Friday, July 29, 2011

March


I am not a fan of "fan fiction:" anything written about some of my favorite characters by an unfamiliar author feels wrong, like Picasso trying to imitate the Mona Lisa. The characters aren't themselves, and the plot is usually happy ending after happy ending, a fan's gratification of their highest hopes for the characters. Breaking Dawn, the conclusion to the Twilight Saga, feels this way. That's why I went into March, Geraldine Brooks' story of Little Women's Papa March, warily. But thankfully, it was wonderful. In March, Brooks has taken another woman's character and breathed individuality and life into him.
Papa March's story spans from his twenties, as a traveling salesman in the pre-war South, to his experiences at war, to his eventual homecoming at Christmas (about 2/3 of the way through Little Women). His experiences with each person and in each place shape his philosophies as they are in Little Women. Along with making some serious statements about war and its effect on principles, on the mind and physically, the book allows fans of Little Women glimpses into Marmee and Mr. March's relationship, from their courtship into their marriage. Little Women's idealized parents are shown more honestly in March, with faults and virtues just as anyone else.
In his youth as a traveling salesman, March visits a Southern plantation, where he intimately learns of life lived with slaves, of the injustices and favors done to them. One slave in particular, Grace Clement, is perhaps one of the strongest and most intriguing characters in the narrative, surfacing often in March's life. She is a house slave, graceful, well-educated, perfectly composed, and she provides an example to March of the people he is working to free from injustice and indignity. March works at a few different plantations, each with their own cast of fully realized characters, with faults and flaws and courage and stories, all combining to wrap themselves around the reader's heartstrings until their eventual fates hold huge emotional sway. I cried at several points in the narrative.
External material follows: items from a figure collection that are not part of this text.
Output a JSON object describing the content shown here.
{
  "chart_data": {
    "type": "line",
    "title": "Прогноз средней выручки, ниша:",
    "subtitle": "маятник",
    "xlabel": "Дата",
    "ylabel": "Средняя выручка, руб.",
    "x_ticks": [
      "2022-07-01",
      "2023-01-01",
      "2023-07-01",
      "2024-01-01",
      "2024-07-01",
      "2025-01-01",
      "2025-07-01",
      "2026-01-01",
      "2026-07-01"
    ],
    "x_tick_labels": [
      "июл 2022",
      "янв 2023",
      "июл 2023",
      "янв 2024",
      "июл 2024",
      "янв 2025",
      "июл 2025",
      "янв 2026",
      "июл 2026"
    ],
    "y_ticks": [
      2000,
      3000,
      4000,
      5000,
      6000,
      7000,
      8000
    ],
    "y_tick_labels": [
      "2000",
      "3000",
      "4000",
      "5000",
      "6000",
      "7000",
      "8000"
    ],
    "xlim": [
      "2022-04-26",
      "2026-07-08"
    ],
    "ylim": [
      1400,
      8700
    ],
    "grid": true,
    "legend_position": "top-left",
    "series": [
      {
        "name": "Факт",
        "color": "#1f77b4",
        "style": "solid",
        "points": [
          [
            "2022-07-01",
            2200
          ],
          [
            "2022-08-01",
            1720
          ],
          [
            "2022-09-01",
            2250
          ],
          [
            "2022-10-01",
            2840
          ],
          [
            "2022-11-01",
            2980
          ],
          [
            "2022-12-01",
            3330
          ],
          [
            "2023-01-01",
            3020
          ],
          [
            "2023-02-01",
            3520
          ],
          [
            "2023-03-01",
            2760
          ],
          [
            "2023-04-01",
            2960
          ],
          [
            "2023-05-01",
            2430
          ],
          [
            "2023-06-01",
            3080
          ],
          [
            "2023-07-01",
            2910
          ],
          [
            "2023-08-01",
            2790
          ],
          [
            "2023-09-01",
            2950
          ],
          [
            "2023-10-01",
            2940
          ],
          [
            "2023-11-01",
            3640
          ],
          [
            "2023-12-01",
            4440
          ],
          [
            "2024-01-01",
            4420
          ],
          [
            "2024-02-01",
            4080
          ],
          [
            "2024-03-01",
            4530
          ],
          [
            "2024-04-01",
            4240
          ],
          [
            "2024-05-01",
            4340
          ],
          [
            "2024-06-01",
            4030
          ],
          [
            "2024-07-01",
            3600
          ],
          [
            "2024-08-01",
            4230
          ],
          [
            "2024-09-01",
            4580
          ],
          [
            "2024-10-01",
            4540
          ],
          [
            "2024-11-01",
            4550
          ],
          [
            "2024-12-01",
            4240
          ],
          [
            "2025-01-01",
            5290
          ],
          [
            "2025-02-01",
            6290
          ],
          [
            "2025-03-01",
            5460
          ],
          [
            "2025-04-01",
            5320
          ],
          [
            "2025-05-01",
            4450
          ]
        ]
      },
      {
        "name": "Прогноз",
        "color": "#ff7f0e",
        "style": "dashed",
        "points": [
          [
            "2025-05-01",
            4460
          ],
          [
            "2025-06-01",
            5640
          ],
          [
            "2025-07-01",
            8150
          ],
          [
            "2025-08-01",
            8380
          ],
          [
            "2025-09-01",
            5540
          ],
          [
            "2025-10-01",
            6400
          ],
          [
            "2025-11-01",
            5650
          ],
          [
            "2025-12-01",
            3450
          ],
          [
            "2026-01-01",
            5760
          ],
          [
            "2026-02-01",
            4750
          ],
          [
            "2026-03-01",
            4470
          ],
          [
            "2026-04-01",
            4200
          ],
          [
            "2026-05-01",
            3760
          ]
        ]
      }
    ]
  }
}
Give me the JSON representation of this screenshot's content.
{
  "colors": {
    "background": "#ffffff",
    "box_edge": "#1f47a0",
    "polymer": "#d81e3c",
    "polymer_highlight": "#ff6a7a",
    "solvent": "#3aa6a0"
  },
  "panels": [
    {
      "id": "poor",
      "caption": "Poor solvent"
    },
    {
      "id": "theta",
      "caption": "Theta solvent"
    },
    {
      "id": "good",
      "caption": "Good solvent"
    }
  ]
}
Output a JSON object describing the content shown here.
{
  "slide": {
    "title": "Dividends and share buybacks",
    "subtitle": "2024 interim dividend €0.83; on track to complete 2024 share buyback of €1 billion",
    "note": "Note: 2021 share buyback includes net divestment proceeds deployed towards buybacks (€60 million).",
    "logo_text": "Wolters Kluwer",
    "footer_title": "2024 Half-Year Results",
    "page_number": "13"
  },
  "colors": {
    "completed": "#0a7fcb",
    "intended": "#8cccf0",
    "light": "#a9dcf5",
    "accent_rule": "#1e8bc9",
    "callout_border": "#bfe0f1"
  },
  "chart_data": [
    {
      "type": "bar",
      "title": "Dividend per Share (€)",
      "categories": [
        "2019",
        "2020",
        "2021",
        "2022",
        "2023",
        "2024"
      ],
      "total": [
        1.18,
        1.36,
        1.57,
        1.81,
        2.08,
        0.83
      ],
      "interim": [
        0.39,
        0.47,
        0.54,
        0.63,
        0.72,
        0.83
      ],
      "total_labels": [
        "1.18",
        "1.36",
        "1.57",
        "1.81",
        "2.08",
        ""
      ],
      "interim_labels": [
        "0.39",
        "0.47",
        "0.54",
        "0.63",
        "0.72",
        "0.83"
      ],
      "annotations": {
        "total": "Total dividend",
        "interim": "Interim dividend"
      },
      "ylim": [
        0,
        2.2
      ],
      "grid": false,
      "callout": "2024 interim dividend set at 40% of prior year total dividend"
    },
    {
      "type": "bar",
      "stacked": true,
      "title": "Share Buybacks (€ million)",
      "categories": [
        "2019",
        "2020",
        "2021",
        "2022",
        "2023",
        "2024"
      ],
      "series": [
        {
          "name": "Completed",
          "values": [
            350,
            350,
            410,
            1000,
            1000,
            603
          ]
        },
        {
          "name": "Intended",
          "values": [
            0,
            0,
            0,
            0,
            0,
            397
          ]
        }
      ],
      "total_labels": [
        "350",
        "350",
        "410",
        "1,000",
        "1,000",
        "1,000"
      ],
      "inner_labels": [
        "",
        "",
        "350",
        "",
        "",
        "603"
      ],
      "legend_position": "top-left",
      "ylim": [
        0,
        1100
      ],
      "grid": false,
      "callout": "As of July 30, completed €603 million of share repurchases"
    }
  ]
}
Brooks' writing style is beautiful, a perfect balance of narrative and reflection on the principles she is trying to get across. Because in the end, Mr. March's experiences in war wholly change his moral certainties, till he is uncertain of almost everything he once stood for. War shook his convictions, his mind, his health, leaving him a shell of the man he was before. I wasn't sure if I was satisfied at the conclusion of the novel: I felt as though Mr. March would never be secure or fully present with his children again, and this made me feel as though the second half of Little Women was deceiving me. However, it was a natural reaction to what he had gone through during the war.
I love Little Women, and have grown up watching the movie and reading the book. Getting to hear a new side of the story, with new memories of the children and more background onto the March family, was a treat in and of itself. But the new cast of characters, the writing style, and the morality make this book a beautiful and incredible book. I highly recommend it.